Having more of a background in the arts, I have been conditioned to distrust advice on creativity from business gurus, academics and motivational speakers. However, if I employ lateral thinking and look outside to box, I can find value in the words and ideas of Edward de Bono.

Thanks to Zenpundit

Here's a simple example of Lateral Thinking via Wikipedia:

A man and his son are in a car crash. The father is killed and the son is taken to hospital gravely injured. When he gets there, the surgeon says "I can't operate on this boy- he is my son!" How is this possible?

This is an example of an instant perception blocking the mind's ability to explore alternatives. In this case the instant perception is that most people imagine a surgeon as a male; this leads to the conclusion that either the surgeon or the "father" in the car crash was not the boy's real father.

If you switch your perception to allow for a female surgeon then the answer is suddenly obvious,the surgeon is the boy's mother.

Most people imagine a surgeon as a male, but in this case it is the opposite!
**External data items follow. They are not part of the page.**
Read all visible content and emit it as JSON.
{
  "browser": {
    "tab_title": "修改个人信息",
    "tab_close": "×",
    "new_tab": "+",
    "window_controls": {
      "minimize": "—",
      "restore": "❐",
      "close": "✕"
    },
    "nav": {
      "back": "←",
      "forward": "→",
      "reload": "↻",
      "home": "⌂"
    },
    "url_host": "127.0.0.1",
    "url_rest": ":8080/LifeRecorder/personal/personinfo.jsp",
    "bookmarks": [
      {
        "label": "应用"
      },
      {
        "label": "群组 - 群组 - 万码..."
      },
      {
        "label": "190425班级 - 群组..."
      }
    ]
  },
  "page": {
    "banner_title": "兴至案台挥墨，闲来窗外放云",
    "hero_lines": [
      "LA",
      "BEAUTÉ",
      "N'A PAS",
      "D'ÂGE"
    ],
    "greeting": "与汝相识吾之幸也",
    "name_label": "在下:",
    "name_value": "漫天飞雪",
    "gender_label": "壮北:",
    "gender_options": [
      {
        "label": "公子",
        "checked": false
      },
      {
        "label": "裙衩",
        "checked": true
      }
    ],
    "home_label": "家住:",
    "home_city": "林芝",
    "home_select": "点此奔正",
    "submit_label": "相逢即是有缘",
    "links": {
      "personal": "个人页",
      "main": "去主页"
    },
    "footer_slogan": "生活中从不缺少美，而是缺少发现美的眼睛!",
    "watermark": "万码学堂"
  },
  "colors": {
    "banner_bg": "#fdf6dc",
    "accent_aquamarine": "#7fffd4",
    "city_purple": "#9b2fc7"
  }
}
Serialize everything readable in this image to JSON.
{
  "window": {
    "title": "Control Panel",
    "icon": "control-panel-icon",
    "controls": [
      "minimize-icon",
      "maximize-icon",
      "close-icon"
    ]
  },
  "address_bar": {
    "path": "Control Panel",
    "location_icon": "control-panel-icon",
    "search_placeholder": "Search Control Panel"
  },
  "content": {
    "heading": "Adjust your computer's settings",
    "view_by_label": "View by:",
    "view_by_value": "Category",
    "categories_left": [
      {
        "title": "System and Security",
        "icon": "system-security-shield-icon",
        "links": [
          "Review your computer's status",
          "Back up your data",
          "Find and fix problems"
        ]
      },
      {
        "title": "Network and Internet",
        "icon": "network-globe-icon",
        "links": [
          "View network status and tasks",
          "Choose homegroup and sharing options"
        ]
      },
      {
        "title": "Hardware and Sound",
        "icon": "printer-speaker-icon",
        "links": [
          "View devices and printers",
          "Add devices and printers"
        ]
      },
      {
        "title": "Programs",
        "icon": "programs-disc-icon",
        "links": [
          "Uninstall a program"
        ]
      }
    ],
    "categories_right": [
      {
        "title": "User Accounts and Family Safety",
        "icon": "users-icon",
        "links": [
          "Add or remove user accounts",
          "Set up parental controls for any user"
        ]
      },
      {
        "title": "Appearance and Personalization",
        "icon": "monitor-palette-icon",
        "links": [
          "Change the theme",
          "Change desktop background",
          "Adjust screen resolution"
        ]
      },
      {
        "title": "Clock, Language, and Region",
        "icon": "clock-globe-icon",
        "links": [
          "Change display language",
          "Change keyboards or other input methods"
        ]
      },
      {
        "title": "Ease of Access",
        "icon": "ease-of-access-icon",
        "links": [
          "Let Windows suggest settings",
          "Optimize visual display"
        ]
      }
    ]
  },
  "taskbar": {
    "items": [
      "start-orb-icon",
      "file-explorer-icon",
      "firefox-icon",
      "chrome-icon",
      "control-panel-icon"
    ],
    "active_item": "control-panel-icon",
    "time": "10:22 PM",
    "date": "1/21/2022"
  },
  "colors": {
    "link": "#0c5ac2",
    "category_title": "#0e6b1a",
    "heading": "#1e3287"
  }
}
Lateral thinking is the method of switching perceptions to allow the alternate view point...
Interesting de Bono nugget:
Edward de Bono is a prolific originator of ideas, only a few of which are listed here.

In 2000 he advised a U.K Foreign Office committee that the Arab-Israeli conflict might be due, in part, to low levels of zinc found in people who eat unleavened bread, a known side-effect of which is aggression. He suggested shipping out jars of Marmite to compensate...

Not sure how that worked out., but it seems like as good an idea as any.

As far as the video goes, sometimes I struggle with the semantics involved with the term "creativity." It seems that the creativity that has value in the worlds of business, technology or strategic thinking is not necessarily the same as that of the aesthetic. This does not make them exclusive of each other, but sometimes the novel, unique or different can have worth outside the realms of utility and cognitive resonance. Therefore, a triangular door might serve no useful purpose, but within certain contexts could conceivably be charged with significant value and meaning.

Sorry, just thinking outside of outside of the box.